We coaxed the driver into one stop before Bethlehem . . . the cave of Machpelah. Sitting in the back, I held back the urge to slink down in my seat. Hebron lay in decay and rubbish. I saw deeply troubled people. Hardened stares returned my nervous glances. No one smiled. Over the ancient burial place of Abraham, we looked up at a large Muslim building. Israeli soldiers frisked us, businesslike, at two different checkpoints. They missed nothing. Inside, our shoes went off immediately. And I didn’t understand one word of the attendant, fiercely jabbering in Arabic. It was nice to get back outside and breathe some fresh air.
Bethlehem was no better. The huge, ancient fortress had withstood the ravages of time and war, standing intact since the early sixth century. But the darkness of the monstrous Basilica of the Nativity swallowed us up in its gloom. Suffocating smoke from incense. Paintings, candles, statues. All kinds of visible expressions of church wealth accosted the tourist. But where was the holy Child of Bethlehem in all of this? Bethlehem had traded Roman oppression for the oppression of church commercialism. No one wanted to see a simple cave or a stone trough.

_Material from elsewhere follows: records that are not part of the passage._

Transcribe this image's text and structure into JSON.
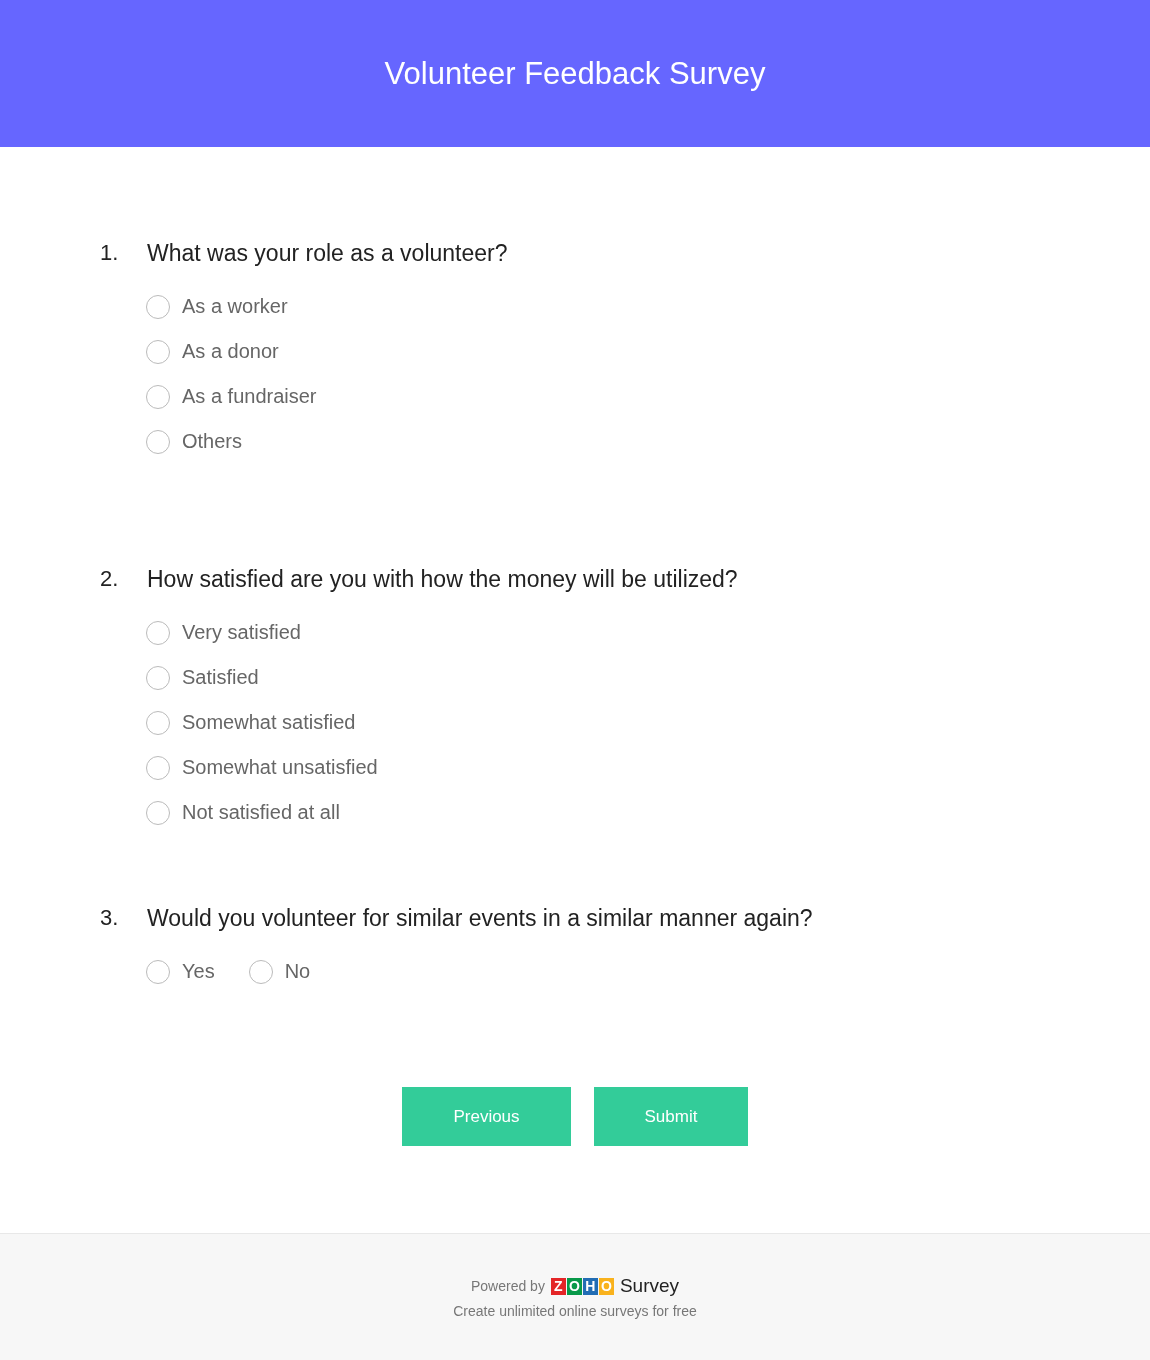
{
  "header": {
    "title": "Volunteer Feedback Survey"
  },
  "questions": [
    {
      "number": "1.",
      "text": "What was your role as a volunteer?",
      "kind": "list",
      "options": [
        {
          "label": "As a worker",
          "selected": false
        },
        {
          "label": "As a donor",
          "selected": false
        },
        {
          "label": "As a fundraiser",
          "selected": false
        },
        {
          "label": "Others",
          "selected": false
        }
      ]
    },
    {
      "number": "2.",
      "text": "How satisfied are you with how the money will be utilized?",
      "kind": "list",
      "options": [
        {
          "label": "Very satisfied",
          "selected": false
        },
        {
          "label": "Satisfied",
          "selected": false
        },
        {
          "label": "Somewhat satisfied",
          "selected": false
        },
        {
          "label": "Somewhat unsatisfied",
          "selected": false
        },
        {
          "label": "Not satisfied at all",
          "selected": false
        }
      ]
    },
    {
      "number": "3.",
      "text": "Would you volunteer for similar events in a similar manner again?",
      "kind": "inline",
      "options": [
        {
          "label": "Yes",
          "selected": false
        },
        {
          "label": "No",
          "selected": false
        }
      ]
    }
  ],
  "buttons": [
    "Previous",
    "Submit"
  ],
  "footer": {
    "powered_by": "Powered by",
    "logo_letters": [
      {
        "letter": "Z",
        "color": "#e42527"
      },
      {
        "letter": "O",
        "color": "#089949"
      },
      {
        "letter": "H",
        "color": "#226db4"
      },
      {
        "letter": "O",
        "color": "#f9b21d"
      }
    ],
    "product": "Survey",
    "tagline": "Create unlimited online surveys for free"
  }
}
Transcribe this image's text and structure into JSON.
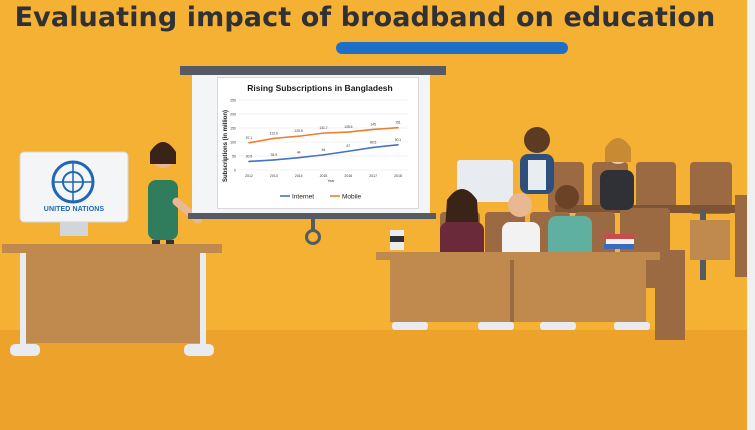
{
  "headline": "Evaluating impact of broadband on education",
  "un_label": "UNITED NATIONS",
  "colors": {
    "background": "#f5b133",
    "accent": "#1e6fc8",
    "internet": "#4472c4",
    "mobile": "#ed7d31",
    "text": "#2f3136"
  },
  "chart_data": {
    "type": "line",
    "title": "Rising Subscriptions in Bangladesh",
    "xlabel": "Year",
    "ylabel": "Subscriptions (in million)",
    "x": [
      "2012",
      "2013",
      "2014",
      "2015",
      "2016",
      "2017",
      "2018"
    ],
    "ylim": [
      0,
      250
    ],
    "yticks": [
      "0",
      "50",
      "100",
      "150",
      "200",
      "250"
    ],
    "grid": true,
    "legend": "bottom",
    "series": [
      {
        "name": "Internet",
        "color": "#4472c4",
        "values": [
          30.5,
          35.9,
          44,
          54,
          67,
          80.5,
          90.1
        ],
        "labels": [
          "30.5",
          "35.9",
          "44",
          "54",
          "67",
          "80.5",
          "90.1"
        ]
      },
      {
        "name": "Mobile",
        "color": "#ed7d31",
        "values": [
          97.1,
          112.9,
          120.6,
          131.7,
          135.6,
          145,
          151
        ],
        "labels": [
          "97.1",
          "112.9",
          "120.6",
          "131.7",
          "135.6",
          "145",
          "151"
        ]
      }
    ]
  }
}
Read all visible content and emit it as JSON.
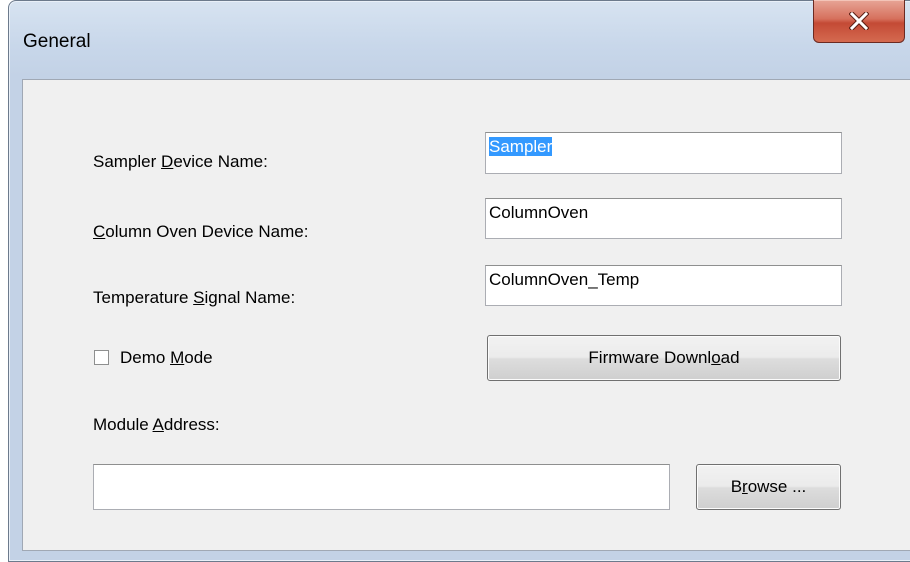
{
  "window": {
    "title": "General",
    "close_glyph": "X"
  },
  "fields": {
    "sampler_device_name": {
      "label_pre": "Sampler ",
      "label_mnemonic": "D",
      "label_post": "evice Name:",
      "value": "Sampler"
    },
    "column_oven_device_name": {
      "label_pre": "",
      "label_mnemonic": "C",
      "label_post": "olumn Oven Device Name:",
      "value": "ColumnOven"
    },
    "temperature_signal_name": {
      "label_pre": "Temperature ",
      "label_mnemonic": "S",
      "label_post": "ignal Name:",
      "value": "ColumnOven_Temp"
    },
    "module_address": {
      "label_pre": "Module ",
      "label_mnemonic": "A",
      "label_post": "ddress:",
      "value": ""
    }
  },
  "demo_mode": {
    "label_pre": "Demo ",
    "label_mnemonic": "M",
    "label_post": "ode",
    "checked": false
  },
  "buttons": {
    "firmware_download": {
      "label_pre": "Firmware Downl",
      "label_mnemonic": "o",
      "label_post": "ad"
    },
    "browse": {
      "label_pre": "B",
      "label_mnemonic": "r",
      "label_post": "owse ..."
    }
  },
  "colors": {
    "selection": "#3399ff",
    "dialog_background": "#f0f0f0",
    "close_button": "#c44a35"
  },
  "icons": {
    "close": "close-icon",
    "checkbox": "checkbox-unchecked-icon"
  }
}
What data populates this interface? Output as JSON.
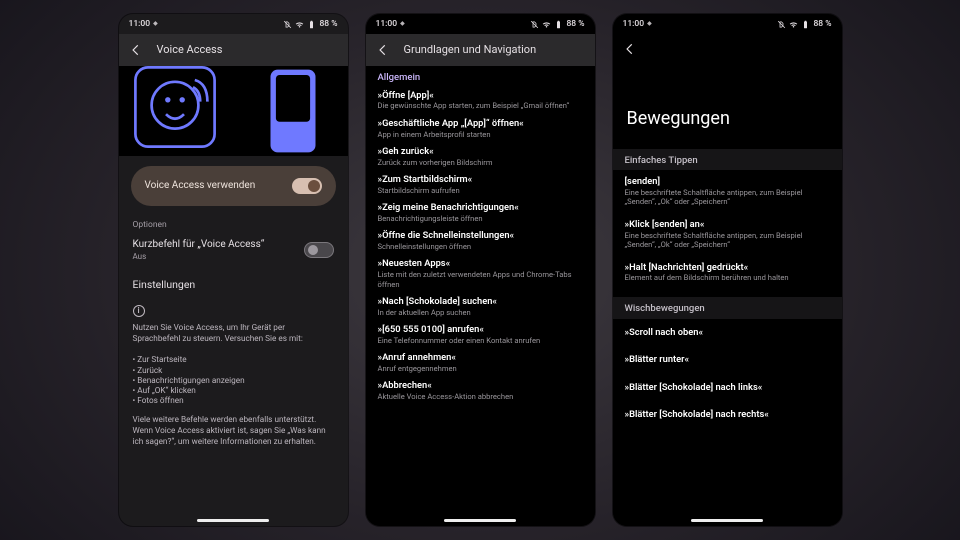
{
  "statusbar": {
    "time": "11:00",
    "battery": "88 %",
    "diamond": "◆",
    "bell_muted": true
  },
  "screen1": {
    "title": "Voice Access",
    "use_toggle_label": "Voice Access verwenden",
    "use_toggle_on": true,
    "options_label": "Optionen",
    "shortcut_title": "Kurzbefehl für „Voice Access“",
    "shortcut_sub": "Aus",
    "shortcut_on": false,
    "settings_label": "Einstellungen",
    "info_paragraph": "Nutzen Sie Voice Access, um Ihr Gerät per Sprachbefehl zu steuern. Versuchen Sie es mit:",
    "bullets": [
      "Zur Startseite",
      "Zurück",
      "Benachrichtigungen anzeigen",
      "Auf „OK“ klicken",
      "Fotos öffnen"
    ],
    "footer": "Viele weitere Befehle werden ebenfalls unterstützt. Wenn Voice Access aktiviert ist, sagen Sie „Was kann ich sagen?“, um weitere Informationen zu erhalten."
  },
  "screen2": {
    "title": "Grundlagen und Navigation",
    "category": "Allgemein",
    "items": [
      {
        "c": "»Öffne [App]«",
        "d": "Die gewünschte App starten, zum Beispiel „Gmail öffnen“"
      },
      {
        "c": "»Geschäftliche App „[App]“ öffnen«",
        "d": "App in einem Arbeitsprofil starten"
      },
      {
        "c": "»Geh zurück«",
        "d": "Zurück zum vorherigen Bildschirm"
      },
      {
        "c": "»Zum Startbildschirm«",
        "d": "Startbildschirm aufrufen"
      },
      {
        "c": "»Zeig meine Benachrichtigungen«",
        "d": "Benachrichtigungsleiste öffnen"
      },
      {
        "c": "»Öffne die Schnelleinstellungen«",
        "d": "Schnelleinstellungen öffnen"
      },
      {
        "c": "»Neuesten Apps«",
        "d": "Liste mit den zuletzt verwendeten Apps und Chrome-Tabs öffnen"
      },
      {
        "c": "»Nach [Schokolade] suchen«",
        "d": "In der aktuellen App suchen"
      },
      {
        "c": "»[650 555 0100] anrufen«",
        "d": "Eine Telefonnummer oder einen Kontakt anrufen"
      },
      {
        "c": "»Anruf annehmen«",
        "d": "Anruf entgegennehmen"
      },
      {
        "c": "»Abbrechen«",
        "d": "Aktuelle Voice Access-Aktion abbrechen"
      }
    ]
  },
  "screen3": {
    "big_title": "Bewegungen",
    "section1_head": "Einfaches Tippen",
    "section1": [
      {
        "c": "[senden]",
        "d": "Eine beschriftete Schaltfläche antippen, zum Beispiel „Senden“, „Ok“ oder „Speichern“"
      },
      {
        "c": "»Klick [senden] an«",
        "d": "Eine beschriftete Schaltfläche antippen, zum Beispiel „Senden“, „Ok“ oder „Speichern“"
      },
      {
        "c": "»Halt [Nachrichten] gedrückt«",
        "d": "Element auf dem Bildschirm berühren und halten"
      }
    ],
    "section2_head": "Wischbewegungen",
    "section2": [
      "»Scroll nach oben«",
      "»Blätter runter«",
      "»Blätter [Schokolade] nach links«",
      "»Blätter [Schokolade] nach rechts«"
    ]
  }
}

I had to get out of Bethlehem, tired of peddlers in the square and cheap, olive wood trinkets jammed up in my face. The taxi driver quickly drove us up to a shepherd’s hillside. “O little town of Bethlehem, how still we see thee lie! Above thy deep and dreamless sleep, the silent stars go by.” I disagree with this statement by Phillips Brooks. That’s not what I discovered when I went to Bethlehem. I found a city wracked with pain and turmoil. “O holy Child of Bethlehem”, the people need You.
People all around us in Idaho Falls need You. I need You.
“Descend to us, we pray; cast out our sin and enter in–be born in us today.”